A rather unusual request because those making it had actually been the foes of the displaced during the conflict; a request that would become the milestone for a unique reconciliation process.
It was only after months and years of travel from island to island, of being with the displaced and those who had stayed home, that we realised how complex and multi-layered the conflict was. It was often portrayed as sectarian – those who fled were Christians, those who stayed were Muslims – but the reality was more nuanced. The conflict was also about the economy, wealth and greed. We discovered that the opportunities for the displaced to return home lay in the hands of a few individuals in both groups.
We had to start from the beginning with those we were to serve, but also as a team and with ourselves. We were dealing with people for whom professional terms and theory was meaningless.
As we were going to act as mediators, how these people perceived us and felt about us was crucially important. We felt that if we were to gain the trust of both groups we could only be ourselves throughout the entire process.

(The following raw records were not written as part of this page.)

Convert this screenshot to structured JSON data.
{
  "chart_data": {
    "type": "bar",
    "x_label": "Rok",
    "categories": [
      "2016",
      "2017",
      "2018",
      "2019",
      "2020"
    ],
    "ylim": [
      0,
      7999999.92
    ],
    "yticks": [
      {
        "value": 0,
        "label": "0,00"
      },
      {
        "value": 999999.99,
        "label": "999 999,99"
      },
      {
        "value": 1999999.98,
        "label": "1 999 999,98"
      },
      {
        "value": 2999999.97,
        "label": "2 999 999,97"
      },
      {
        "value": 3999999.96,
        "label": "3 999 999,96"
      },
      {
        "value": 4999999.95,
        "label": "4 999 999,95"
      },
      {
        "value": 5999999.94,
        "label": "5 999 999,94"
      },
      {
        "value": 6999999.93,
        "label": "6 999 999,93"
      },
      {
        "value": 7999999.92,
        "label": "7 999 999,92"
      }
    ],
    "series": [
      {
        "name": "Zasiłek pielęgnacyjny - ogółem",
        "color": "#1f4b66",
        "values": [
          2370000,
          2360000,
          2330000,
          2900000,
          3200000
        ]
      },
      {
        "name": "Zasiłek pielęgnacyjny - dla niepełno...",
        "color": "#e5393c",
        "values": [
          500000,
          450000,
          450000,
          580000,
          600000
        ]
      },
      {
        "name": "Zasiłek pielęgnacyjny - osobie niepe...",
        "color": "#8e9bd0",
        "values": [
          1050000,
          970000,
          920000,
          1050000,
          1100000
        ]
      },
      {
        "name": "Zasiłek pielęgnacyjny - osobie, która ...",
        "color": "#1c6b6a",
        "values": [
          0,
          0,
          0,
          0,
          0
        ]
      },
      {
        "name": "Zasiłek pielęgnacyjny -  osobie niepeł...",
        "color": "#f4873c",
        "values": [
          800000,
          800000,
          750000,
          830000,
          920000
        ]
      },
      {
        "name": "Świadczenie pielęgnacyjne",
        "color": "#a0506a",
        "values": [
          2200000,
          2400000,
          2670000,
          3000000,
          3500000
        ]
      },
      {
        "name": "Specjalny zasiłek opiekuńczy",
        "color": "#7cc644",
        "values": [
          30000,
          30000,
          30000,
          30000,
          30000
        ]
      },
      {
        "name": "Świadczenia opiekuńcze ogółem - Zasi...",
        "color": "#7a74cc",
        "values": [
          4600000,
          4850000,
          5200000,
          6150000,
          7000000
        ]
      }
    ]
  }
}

I felt strongly that the path towards reconciliation was for these two groups to sit and talk and share their feelings of loss and pain. Honest discussion from the heart that makes us human and connects us could bring them together.
It was a process of trial and error. We were continually reflecting on our work and within ourselves. Amid doubt and uncertainty during the process of reconciliation, I learned how precious truth, humility, patience and sweetness were. How they helped to renew relationships and served as a bridge for people to return upon.
The experience was like a process of going home to myself. I finally learned that home means getting in touch with myself, connecting with and acknowledging what I have received from above, and sharing that feeling of home with those whom we accompany, serve and defend.